Geopolitical Risk in Portfolio Management
Geopolitical Risk in Portfolio Management
By Lauren Goodwin, CFA Posted In: Drivers of Value, Economics, History & Geopolitics, Performance Measurement & Evaluation, Portfolio Management, Risk ManagementGeopolitical risk has always been an important investment concern. The question for asset managers today is not whether these risks are a force for volatility, but whether that force is relevant for portfolio decisions.
In some cases, the answer is an unambiguous yes. Agile, risk-tolerant portfolios can take advantage of shifts — temporary or structural — brought on by geopolitical risk. By monitoring dislocations and applying geopolitical risk analysis, these managers can cushion the blow of adverse events and enhance upside growth potential, generating alpha.
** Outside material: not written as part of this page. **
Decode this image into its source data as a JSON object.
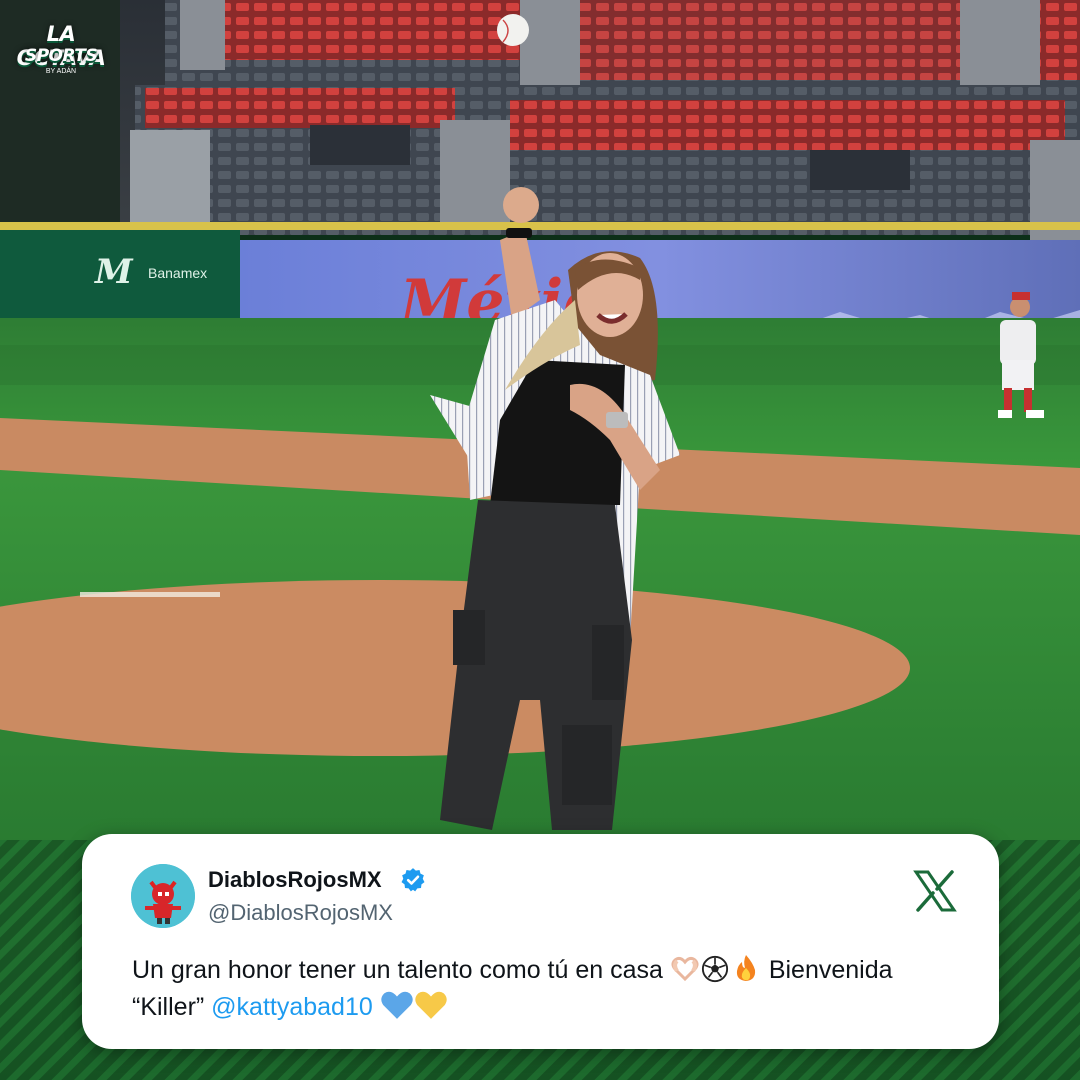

For other investors, however, geopolitical risk discussions drain resources without delivering any tangible benefit.
Geopolitical risk plays an important role in our asset allocation decisions on New York Life’s Multi-Asset Solutions team, and we’ve identified a few helpful methods for integrating it into the investment process.
Set the risk management goal.
Does geopolitical risk matter for your portfolio management team? It sounds like a simple question, yet nearly all teams struggle with the tradeoff between resource allocation and alpha generation. It’s not about the possibility of impact, which is a given, but whether preparing for it is worth your team’s resources. Will your analysis lead to meaningful improvement in results?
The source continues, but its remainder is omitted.